A crucificação, para mim, — indiferente se houve ou não esse momento histórico —, é um arquétipo que aponta para o momento culminante, atingido depois de uma longa Via-crúcis de autoconhecimento, onde corremos de um lado para o outro, em meio a barulhenta e inconsciente multidão, onde caímos e levantamos — por vezes sob o maldoso sorriso de muitos que dela fazem parte — devido o pesado fardo de nossa existência destituída de real inteligência criadora. A crucificação é aquele momento em que nossos pés estão presos para que não possamos dar continuidade a constante fuga para o externo de nós; nossas mãos estão presas para que não possam mais fazer uso de livros, filmes e tantas outras coisas mais, as quais usamos durante nossa Via-crúcis de autoconhecimento. A coroa de espinhos, uma representação da observação do conflituoso e doloroso conteúdo de nossa mente, que nos faz, literalmente, soar, ainda que não seja um suor de sangue, mas um suor psíquico e visceral e não o costumeiro suor de nossa superficial e monótona rotina física.

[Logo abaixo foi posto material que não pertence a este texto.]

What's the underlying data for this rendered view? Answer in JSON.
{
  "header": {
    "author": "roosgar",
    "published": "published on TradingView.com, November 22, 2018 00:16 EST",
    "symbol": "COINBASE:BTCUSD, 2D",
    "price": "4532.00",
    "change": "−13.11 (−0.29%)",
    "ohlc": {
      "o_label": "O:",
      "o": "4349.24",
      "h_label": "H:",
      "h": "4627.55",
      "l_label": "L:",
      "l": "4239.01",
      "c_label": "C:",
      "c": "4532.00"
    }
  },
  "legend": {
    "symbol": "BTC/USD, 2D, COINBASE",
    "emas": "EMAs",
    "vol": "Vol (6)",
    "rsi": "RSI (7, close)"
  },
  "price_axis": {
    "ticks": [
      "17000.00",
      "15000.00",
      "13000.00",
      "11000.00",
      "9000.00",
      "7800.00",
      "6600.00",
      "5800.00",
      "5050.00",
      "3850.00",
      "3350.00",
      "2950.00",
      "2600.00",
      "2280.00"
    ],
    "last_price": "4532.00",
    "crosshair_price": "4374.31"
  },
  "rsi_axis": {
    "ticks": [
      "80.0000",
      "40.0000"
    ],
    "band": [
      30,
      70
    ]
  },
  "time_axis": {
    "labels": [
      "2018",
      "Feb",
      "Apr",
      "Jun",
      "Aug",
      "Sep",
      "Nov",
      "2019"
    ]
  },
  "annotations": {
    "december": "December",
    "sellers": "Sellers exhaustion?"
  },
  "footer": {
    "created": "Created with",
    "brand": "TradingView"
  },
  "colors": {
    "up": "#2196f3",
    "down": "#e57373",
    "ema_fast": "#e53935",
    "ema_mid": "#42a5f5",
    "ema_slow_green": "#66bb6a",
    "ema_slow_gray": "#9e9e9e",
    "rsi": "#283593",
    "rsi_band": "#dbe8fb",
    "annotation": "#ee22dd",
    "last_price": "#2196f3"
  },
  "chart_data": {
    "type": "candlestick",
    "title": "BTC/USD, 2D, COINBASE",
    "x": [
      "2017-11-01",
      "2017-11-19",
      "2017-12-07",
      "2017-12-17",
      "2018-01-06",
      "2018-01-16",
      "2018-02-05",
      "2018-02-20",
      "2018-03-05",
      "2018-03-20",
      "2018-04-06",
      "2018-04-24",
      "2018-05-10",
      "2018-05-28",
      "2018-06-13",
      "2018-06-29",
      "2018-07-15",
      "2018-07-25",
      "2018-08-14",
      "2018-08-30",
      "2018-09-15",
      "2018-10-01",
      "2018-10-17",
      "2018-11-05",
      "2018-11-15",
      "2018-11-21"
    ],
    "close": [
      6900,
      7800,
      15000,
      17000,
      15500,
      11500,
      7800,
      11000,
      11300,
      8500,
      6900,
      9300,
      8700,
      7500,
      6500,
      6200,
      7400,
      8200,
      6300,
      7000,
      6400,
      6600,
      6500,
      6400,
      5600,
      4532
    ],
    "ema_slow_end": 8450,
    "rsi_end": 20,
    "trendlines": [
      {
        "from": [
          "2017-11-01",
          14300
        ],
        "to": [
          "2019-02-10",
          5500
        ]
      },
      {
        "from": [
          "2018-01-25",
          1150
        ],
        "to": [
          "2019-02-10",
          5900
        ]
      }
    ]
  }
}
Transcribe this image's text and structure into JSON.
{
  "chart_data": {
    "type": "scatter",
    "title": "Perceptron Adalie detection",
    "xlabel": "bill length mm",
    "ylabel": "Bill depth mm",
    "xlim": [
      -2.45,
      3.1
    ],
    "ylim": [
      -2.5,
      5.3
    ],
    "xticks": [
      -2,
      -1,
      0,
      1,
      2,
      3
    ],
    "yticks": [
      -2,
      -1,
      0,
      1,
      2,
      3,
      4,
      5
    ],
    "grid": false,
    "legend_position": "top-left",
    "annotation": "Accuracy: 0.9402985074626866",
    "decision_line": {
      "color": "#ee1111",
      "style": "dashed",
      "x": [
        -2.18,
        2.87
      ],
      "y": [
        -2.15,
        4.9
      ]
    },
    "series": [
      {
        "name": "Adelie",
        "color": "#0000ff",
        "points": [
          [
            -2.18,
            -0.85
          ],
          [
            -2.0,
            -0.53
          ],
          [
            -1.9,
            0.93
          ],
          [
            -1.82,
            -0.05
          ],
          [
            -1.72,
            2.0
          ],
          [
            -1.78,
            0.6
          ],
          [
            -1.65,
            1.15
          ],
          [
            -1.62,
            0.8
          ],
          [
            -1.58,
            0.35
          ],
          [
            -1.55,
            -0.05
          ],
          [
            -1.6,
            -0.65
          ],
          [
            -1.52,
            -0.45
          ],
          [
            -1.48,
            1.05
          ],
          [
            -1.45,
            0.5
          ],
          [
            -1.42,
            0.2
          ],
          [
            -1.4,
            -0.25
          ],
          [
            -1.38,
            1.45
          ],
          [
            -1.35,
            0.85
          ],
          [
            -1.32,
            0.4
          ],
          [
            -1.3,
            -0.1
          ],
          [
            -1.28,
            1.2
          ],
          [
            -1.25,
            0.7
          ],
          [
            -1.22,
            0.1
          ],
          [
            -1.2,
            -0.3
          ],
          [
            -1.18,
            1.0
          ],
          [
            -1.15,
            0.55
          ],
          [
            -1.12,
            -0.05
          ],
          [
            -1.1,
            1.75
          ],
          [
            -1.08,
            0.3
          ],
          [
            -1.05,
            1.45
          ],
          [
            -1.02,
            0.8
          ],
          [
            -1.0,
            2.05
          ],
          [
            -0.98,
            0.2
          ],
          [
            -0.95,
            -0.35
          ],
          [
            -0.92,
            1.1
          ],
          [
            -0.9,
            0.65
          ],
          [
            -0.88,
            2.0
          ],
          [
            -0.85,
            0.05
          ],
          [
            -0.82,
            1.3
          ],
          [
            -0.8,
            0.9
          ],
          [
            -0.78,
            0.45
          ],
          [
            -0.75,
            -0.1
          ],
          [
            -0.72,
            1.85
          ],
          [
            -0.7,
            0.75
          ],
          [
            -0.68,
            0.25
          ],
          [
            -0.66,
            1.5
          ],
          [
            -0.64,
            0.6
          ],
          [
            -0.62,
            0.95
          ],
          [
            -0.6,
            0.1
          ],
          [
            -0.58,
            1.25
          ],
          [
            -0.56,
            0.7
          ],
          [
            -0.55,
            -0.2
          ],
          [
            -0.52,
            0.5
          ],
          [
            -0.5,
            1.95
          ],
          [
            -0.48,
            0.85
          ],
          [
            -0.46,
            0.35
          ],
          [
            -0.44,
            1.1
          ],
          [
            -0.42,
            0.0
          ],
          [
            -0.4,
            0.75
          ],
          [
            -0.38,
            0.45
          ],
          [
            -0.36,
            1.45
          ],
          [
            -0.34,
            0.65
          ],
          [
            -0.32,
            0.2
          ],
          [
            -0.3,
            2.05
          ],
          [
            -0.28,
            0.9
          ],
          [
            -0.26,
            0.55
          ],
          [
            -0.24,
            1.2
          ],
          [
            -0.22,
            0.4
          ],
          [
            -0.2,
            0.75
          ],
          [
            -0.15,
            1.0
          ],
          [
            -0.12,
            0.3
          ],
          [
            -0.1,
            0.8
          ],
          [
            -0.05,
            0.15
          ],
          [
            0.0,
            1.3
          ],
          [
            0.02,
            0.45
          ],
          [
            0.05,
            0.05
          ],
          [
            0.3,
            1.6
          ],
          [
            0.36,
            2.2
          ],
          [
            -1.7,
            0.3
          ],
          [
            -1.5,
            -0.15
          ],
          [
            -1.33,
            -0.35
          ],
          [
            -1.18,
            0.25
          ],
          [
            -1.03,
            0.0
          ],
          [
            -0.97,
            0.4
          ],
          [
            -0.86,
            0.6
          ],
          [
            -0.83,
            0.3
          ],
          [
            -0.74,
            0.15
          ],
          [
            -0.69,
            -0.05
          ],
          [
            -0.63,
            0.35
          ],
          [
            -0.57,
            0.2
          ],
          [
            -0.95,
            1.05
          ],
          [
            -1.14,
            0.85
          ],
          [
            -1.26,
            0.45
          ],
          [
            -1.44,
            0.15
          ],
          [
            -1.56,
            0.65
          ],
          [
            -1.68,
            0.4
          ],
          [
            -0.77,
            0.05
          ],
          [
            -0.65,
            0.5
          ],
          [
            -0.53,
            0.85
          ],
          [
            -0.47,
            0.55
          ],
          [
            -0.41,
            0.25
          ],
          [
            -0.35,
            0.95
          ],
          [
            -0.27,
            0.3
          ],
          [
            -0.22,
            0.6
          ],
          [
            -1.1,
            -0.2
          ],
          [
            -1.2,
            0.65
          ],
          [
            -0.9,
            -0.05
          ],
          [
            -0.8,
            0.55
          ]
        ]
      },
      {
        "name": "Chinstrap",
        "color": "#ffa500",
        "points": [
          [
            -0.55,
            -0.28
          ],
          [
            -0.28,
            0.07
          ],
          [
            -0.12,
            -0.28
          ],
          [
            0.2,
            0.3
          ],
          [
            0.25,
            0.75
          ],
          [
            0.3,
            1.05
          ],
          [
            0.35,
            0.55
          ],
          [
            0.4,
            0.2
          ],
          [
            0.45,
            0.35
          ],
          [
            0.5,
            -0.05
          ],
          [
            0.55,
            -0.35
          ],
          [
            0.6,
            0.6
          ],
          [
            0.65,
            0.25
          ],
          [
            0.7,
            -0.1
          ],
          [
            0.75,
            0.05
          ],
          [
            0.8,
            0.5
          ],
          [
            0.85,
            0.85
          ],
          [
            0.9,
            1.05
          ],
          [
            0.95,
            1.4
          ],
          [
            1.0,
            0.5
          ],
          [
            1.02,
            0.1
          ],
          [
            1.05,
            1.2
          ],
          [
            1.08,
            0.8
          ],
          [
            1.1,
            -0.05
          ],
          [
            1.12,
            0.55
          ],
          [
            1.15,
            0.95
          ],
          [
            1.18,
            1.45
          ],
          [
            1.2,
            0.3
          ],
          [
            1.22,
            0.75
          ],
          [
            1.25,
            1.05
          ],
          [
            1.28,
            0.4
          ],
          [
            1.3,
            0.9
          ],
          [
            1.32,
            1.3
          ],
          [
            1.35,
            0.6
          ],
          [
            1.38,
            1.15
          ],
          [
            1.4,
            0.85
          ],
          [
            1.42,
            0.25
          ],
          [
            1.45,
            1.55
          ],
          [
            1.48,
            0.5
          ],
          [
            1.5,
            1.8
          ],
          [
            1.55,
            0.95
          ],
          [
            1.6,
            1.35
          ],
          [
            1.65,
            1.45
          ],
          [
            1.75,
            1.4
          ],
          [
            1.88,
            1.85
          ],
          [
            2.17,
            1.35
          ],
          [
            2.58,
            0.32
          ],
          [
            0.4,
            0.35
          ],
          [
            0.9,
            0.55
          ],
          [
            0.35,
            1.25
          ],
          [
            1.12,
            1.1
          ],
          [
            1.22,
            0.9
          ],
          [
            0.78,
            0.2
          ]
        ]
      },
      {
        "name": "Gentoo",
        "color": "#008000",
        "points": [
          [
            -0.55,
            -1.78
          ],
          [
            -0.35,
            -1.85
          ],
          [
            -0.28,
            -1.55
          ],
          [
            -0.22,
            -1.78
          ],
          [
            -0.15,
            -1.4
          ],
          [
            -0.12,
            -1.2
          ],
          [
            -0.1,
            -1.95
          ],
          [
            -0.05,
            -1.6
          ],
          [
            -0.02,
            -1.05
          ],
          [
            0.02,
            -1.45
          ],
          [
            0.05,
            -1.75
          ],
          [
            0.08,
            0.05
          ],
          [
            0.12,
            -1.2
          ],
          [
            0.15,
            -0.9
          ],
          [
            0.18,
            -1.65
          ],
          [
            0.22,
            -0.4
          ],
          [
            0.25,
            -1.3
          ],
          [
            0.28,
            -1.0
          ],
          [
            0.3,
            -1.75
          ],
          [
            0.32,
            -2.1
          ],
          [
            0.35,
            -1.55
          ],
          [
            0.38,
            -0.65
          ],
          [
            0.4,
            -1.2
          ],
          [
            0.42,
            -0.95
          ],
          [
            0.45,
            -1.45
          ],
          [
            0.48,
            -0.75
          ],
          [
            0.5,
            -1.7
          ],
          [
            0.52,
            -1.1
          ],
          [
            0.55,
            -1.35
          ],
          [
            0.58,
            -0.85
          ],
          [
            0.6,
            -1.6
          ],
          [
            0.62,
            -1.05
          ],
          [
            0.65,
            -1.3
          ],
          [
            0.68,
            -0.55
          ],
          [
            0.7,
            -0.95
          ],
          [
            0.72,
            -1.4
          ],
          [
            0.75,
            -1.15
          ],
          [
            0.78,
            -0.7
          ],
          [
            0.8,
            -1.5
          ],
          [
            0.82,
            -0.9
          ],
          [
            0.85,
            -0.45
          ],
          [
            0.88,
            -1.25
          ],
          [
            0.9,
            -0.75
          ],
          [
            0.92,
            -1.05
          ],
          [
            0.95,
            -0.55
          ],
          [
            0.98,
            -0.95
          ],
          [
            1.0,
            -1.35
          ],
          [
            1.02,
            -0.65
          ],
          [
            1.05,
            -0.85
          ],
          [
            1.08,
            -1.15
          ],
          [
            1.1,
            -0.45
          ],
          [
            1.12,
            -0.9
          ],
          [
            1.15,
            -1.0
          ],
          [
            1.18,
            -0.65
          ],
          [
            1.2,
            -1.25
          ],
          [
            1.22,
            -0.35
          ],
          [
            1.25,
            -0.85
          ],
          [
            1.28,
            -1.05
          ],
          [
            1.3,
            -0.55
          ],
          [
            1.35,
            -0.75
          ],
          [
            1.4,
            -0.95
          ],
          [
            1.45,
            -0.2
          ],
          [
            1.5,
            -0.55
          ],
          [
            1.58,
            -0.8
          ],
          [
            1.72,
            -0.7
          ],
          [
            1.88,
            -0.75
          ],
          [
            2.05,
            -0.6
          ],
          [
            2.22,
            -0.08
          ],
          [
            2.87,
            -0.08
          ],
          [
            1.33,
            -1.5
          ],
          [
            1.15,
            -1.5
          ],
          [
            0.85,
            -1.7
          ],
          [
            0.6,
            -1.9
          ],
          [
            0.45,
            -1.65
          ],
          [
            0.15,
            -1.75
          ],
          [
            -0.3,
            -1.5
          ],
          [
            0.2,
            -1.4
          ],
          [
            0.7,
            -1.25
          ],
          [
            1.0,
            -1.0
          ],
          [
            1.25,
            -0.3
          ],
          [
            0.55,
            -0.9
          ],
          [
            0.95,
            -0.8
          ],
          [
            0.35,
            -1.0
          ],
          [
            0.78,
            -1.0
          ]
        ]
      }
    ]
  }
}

É a representação daquele momento em que, exaustos, finalmente dizemos:
"Pai, em tuas mãos entrego meu espírito... Em Tuas mãos, Pai e, não mais, nas mãos de nenhum guru, de nenhum lugar, de nenhum sistema de crença, de nenhuma prática — por mais brilhantes que estes sejam — a nada mais que seja exterior a este ser que, em Seu Ser, sou".
E isto se dá no topo do Gólgota, que no aramaico tem como significado a palavra "crânio"; é a representação do momento de esfacelamento do intelecto, da razão, da lógica e do nosso inconsciente vício de pensar, para a ocorrência da inefável trans-mentalização.